Todd Tresidder: That would be the book I am reading right now called, Essentialism-The Disciplined Pursuit of Less, by Greg McKeown. I think that’s an excellent book. With my coaching, going forward it’s how I’ve approached life but he’s really helped me formalize the thinking through the way he structured it in the book. I think that’s an excellent book.

Rob: Great. That’s one I have not heard of.

Todd Tresidder: Yes. Essentialism-The Disciplined Pursuit of Less. It’s really cool. It’s kind of endemic with our life now. I don’t know anybody that doesn’t have more than that they can do. We’re all surrounded by more opportunity and more information and more stuff than we have time to handle. We’ve gone into this world of hyper abundance where you have to go for less but better quality. Because, if you try to take it all in and try to take advantage of all it all, your life is just mayhem— rushing around. And it’s no fun.

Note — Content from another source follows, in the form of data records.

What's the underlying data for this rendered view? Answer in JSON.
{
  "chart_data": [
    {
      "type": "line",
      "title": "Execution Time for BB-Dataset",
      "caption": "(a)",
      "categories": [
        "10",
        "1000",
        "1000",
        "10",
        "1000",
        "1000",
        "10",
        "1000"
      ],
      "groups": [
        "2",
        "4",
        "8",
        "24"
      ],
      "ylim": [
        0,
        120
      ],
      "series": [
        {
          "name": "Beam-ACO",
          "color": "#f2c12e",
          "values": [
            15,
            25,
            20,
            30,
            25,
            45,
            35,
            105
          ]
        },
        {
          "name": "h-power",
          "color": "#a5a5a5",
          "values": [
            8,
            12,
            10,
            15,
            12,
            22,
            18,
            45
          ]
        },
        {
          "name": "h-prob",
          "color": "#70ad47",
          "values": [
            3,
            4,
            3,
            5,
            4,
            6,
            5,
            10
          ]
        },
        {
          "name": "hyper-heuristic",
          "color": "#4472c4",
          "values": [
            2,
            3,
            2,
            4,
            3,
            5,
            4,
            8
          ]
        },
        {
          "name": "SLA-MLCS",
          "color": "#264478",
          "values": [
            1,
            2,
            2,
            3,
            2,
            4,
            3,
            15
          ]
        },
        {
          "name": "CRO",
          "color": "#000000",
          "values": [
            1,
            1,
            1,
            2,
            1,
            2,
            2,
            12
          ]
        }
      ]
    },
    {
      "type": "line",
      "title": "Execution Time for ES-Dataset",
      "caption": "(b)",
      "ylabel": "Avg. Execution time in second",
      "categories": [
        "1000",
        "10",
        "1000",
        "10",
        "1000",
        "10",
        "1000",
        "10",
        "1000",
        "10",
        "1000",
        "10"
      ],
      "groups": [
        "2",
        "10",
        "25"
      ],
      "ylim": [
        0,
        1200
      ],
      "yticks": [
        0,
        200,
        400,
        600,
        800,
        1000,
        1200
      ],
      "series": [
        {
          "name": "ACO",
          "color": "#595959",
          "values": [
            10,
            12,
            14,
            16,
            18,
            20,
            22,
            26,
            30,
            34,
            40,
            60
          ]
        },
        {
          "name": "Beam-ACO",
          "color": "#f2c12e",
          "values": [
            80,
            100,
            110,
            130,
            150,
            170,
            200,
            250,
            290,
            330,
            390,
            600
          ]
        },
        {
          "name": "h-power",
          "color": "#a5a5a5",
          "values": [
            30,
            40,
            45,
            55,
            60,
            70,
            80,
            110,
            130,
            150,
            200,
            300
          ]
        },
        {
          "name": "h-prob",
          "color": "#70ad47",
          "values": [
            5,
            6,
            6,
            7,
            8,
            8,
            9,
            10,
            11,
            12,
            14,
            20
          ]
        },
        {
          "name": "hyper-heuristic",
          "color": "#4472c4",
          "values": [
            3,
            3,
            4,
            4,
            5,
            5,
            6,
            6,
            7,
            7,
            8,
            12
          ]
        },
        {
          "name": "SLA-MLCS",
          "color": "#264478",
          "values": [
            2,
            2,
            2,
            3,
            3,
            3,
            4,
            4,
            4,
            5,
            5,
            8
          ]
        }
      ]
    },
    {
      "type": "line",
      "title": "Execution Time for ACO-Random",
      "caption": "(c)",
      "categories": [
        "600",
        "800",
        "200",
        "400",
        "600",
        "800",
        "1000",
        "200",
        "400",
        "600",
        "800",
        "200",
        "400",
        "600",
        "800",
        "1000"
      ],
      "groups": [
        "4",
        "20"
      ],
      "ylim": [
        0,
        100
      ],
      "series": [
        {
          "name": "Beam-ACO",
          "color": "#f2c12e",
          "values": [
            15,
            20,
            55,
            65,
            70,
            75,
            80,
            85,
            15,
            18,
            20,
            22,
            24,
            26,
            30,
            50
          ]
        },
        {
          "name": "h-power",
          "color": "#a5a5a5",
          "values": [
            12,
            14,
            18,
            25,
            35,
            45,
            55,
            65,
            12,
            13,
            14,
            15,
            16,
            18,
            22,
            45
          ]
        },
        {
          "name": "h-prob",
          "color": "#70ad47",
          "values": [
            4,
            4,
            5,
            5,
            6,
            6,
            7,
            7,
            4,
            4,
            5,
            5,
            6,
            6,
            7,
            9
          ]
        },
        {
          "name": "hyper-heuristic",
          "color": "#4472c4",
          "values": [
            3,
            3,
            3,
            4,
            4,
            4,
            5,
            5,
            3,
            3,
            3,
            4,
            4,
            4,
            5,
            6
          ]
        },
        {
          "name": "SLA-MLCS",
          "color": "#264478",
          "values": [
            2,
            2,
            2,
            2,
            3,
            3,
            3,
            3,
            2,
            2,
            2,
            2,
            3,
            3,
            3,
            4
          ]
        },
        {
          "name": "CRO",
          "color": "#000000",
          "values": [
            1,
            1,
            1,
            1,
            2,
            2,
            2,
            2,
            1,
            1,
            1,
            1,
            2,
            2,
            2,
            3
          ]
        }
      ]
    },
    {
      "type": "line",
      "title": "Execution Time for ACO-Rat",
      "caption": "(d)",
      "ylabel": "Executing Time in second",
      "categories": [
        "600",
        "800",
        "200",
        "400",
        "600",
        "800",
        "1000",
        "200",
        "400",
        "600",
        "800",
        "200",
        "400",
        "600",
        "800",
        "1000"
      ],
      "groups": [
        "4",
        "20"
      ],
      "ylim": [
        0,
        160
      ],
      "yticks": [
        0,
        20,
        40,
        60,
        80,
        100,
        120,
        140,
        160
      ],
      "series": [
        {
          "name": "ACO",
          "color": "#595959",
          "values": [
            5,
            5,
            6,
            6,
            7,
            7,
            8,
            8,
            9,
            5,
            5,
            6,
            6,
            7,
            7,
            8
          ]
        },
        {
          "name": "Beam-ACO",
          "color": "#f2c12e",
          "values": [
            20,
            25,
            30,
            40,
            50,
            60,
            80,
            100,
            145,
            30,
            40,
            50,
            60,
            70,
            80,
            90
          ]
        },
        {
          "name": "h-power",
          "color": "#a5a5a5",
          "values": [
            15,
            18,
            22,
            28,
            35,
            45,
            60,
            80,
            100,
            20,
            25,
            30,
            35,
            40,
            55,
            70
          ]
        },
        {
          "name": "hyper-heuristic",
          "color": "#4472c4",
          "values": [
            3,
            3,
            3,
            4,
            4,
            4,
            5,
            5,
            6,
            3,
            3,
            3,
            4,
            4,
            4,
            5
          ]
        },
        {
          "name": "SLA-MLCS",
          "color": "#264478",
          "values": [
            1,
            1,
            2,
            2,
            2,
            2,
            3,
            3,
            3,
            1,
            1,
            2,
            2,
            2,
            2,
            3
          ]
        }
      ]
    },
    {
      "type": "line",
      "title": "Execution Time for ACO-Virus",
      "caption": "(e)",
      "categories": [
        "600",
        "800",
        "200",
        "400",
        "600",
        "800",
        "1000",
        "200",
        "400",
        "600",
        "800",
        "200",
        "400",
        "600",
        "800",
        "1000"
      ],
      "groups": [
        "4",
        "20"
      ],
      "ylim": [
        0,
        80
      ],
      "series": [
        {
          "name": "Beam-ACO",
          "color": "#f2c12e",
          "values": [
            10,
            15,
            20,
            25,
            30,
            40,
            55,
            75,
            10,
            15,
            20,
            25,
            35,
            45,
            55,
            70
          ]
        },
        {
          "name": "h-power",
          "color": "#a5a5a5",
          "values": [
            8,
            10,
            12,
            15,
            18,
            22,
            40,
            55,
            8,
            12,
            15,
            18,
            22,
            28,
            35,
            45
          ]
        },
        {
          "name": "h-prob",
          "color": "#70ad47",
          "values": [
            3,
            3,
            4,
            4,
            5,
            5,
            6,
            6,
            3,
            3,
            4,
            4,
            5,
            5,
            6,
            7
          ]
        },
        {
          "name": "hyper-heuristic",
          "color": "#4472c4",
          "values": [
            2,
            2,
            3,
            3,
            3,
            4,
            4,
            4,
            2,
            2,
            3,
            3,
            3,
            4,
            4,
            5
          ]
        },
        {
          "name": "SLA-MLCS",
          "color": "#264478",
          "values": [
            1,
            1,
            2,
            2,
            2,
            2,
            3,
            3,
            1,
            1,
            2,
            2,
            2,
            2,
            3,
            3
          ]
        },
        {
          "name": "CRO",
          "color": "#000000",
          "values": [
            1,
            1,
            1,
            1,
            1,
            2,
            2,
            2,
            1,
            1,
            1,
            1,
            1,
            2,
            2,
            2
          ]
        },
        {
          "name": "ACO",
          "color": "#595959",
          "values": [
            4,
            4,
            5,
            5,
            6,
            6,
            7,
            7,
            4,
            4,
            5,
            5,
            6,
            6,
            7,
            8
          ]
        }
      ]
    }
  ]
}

Rob: Great. I appreciate that. That’s one I will definitely check out. Any questions I should have asked you that I didn’t? Something should we have covered? We have covered a little bit of everything…

Todd Tresidder: We could go on forever, Rob. Not off the top of my head. I think we’ve covered subjects in a fun way, that hopefully is going to add value for your listeners.

Rob: I appreciate your time. I will include links to all the things we’ve talked about, in the show notes. I really appreciate it, Todd. Thanks for coming on the show.

Todd Tresidder: Thanks for having me, Rob.